Une problématique budgétaire non résolue
Pour autant, comme le rappelle la Confédération paysanne dans un communiqué du 8 février, ce nouveau zonage «nécessitera un budget supplémentaire». En effet, à budget constant, si certaines communes supplémentaires intègrent la carte, le montant de l’aide par exploitation devrait automatiquement diminuer. Pour la Conf’, ce serait alors «une baisse de 45 % de l’ICHN dans les zones défavorisées». Le syndicat revendique donc un transfert financier du premier au deuxième pilier de la Pac, comme l’an passé pour pouvoir abonder le budget. Une position que la Coordination rurale (CR), la FNSEA et les Jeunes agriculteurs (JA) réfutent vigoureusement. Le syndicat majoritaire et les JA souhaitent que les régions participent à l’enveloppe ICHN au travers par exemple des enveloppes MAEC (Mesures agro-environnementales et climatiques) non consommées dans leur totalité.

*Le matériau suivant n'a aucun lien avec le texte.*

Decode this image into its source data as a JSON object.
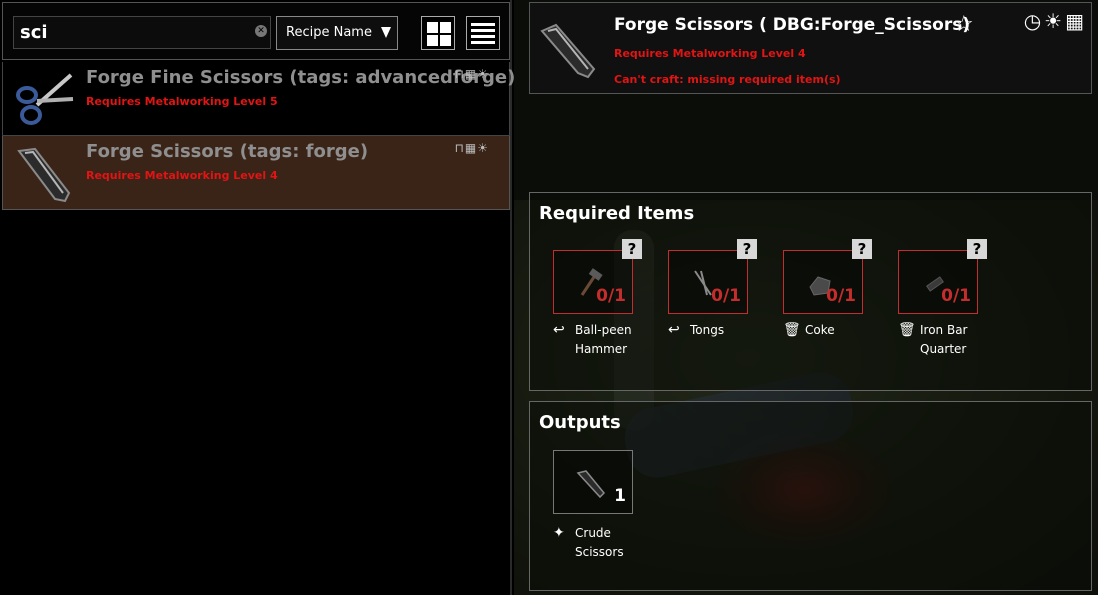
{
  "search": {
    "value": "sci"
  },
  "sort": {
    "selected": "Recipe Name"
  },
  "recipes": [
    {
      "name": "Forge Fine Scissors (tags: advancedforge)",
      "requirement": "Requires Metalworking Level 5",
      "icons": "⊓▦☀"
    },
    {
      "name": "Forge Scissors (tags: forge)",
      "requirement": "Requires Metalworking Level 4",
      "icons": "⊓▦☀"
    }
  ],
  "detail": {
    "title": "Forge Scissors ( DBG:Forge_Scissors)",
    "requirement": "Requires Metalworking Level 4",
    "error": "Can't craft: missing required item(s)",
    "icons": "◷☀▦"
  },
  "required": {
    "title": "Required Items",
    "items": [
      {
        "count": "0/1",
        "line1": "Ball-peen",
        "line2": "Hammer",
        "mark": "?",
        "icon": "return-icon",
        "glyph": "↩"
      },
      {
        "count": "0/1",
        "line1": "Tongs",
        "line2": "",
        "mark": "?",
        "icon": "return-icon",
        "glyph": "↩"
      },
      {
        "count": "0/1",
        "line1": "Coke",
        "line2": "",
        "mark": "?",
        "icon": "trash-icon",
        "glyph": "🗑"
      },
      {
        "count": "0/1",
        "line1": "Iron Bar",
        "line2": "Quarter",
        "mark": "?",
        "icon": "trash-icon",
        "glyph": "🗑"
      }
    ]
  },
  "outputs": {
    "title": "Outputs",
    "item": {
      "count": "1",
      "line1": "Crude",
      "line2": "Scissors",
      "icon": "sparkle-icon",
      "glyph": "✦"
    }
  },
  "colors": {
    "error": "#e21414",
    "selected_row": "#3a2418",
    "slot_border": "#c42d2d"
  }
}
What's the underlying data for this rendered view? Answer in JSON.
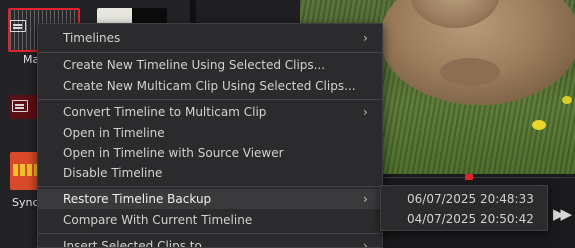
{
  "media_pool": {
    "clip_label_1": "Ma",
    "clip_label_2": "Sync"
  },
  "context_menu": {
    "items": [
      {
        "label": "Timelines",
        "has_submenu": true
      },
      {
        "label": "Create New Timeline Using Selected Clips..."
      },
      {
        "label": "Create New Multicam Clip Using Selected Clips..."
      },
      {
        "label": "Convert Timeline to Multicam Clip",
        "has_submenu": true
      },
      {
        "label": "Open in Timeline"
      },
      {
        "label": "Open in Timeline with Source Viewer"
      },
      {
        "label": "Disable Timeline"
      },
      {
        "label": "Restore Timeline Backup",
        "has_submenu": true,
        "highlighted": true
      },
      {
        "label": "Compare With Current Timeline"
      },
      {
        "label": "Insert Selected Clips to",
        "has_submenu": true
      }
    ]
  },
  "submenu": {
    "items": [
      {
        "label": "06/07/2025 20:48:33"
      },
      {
        "label": "04/07/2025 20:50:42"
      }
    ]
  },
  "icons": {
    "submenu_arrow": "chevron-right-icon",
    "timeline_clip": "timeline-icon",
    "fast_forward": "fast-forward-icon"
  },
  "colors": {
    "selection_border": "#e0232c",
    "menu_background": "#2b2b2d",
    "menu_highlight": "#3a3a3d"
  }
}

Un Stéphane Travert discret
La CR considère, elle, que c’est au ministère de la Transition écologique et solidaire de payer ce supplément budgétaire. Et de réclamer, le 7 février dans un communiqué, la prise en compte des externalités positives de l’élevage dans ces zones, en termes de biodiversité, stockage du carbone, prévention des inondations, ouverture des milieux et de pollinisateurs. Stéphane Travert reste quant à lui discret sur le sujet dans ses interventions aussi bien lors du congrès de la Fédération nationale bovine à Évreux le 7 février qu’à l’Assemblée nationale lors des questions au gouvernement. Il évoque une carte obsolète «édifiée en 1976» et «des craintes légitimes». «Il y a des éleveurs qui sortiront de ces zones», a-t-il déclaré, prônant «un langage de vérité» mais rappelant que pour l’heure, «rien n’est arrêté». Il souhaite une carte «équilibrée, équitable et soutenable».
ICHN Une nouvelle carte qui regroupe 59 373 bénéficiaires, en hausse de 13 %
Un comité national de pilotage de la réforme des zones défavorisées simples (ZDS), s’est tenu le 9 février. La nouvelle carte présentée par le ministère de l’Agriculture regroupe désormais 59 373 bénéficiaires et 13 984 communes «contre environ 52 500 bénéficiaires et 10 429 communes aujourd’hui», précise-t-il dans un communiqué. «C’est 3 555 communes supplémentaires et une augmentation de 13 % du nombre de bénéficiaires». Le plafond de 10% du territoire national, fixé par Bruxelles, est presque atteint (9,75 %) ce qui laisse une marge de 150 000 ha. Ces derniers seront conservés pour permettre de faire jouer à Bruxelles «la continuité territoriale». Dans son communiqué, le ministère précise que Stéphane Travert portera auprès de la Commission «une demande de prise en compte d’un critère de continuité territoriale permettant de réintégrer certaines communes perdant l’éligibilité mais situées dans une zone, par ailleurs, entièrement classée». Il a aussi précisé que «les exploitants qui sortiraient du zonage bénéficieraient de mesures d’accompagnement». La nouvelle carte incluant, entre autres, le critère du morcellement parcellaire ne satisfait toujours pas les syndicats agricoles, qui annoncent continuer à mener des actions en régions. L’Occitanie a vu plusieurs de ses communes réintégrées dans la carte, à l’inverse du Centre-Val de Loire, notamment en zones intermédiaires. Ce zonage nécessiterait 13% de budget supplémentaire. La question budgétaire n’a pas été tranchée, mais un groupe de travail État, régions, et professions agricoles devrait voir le jour.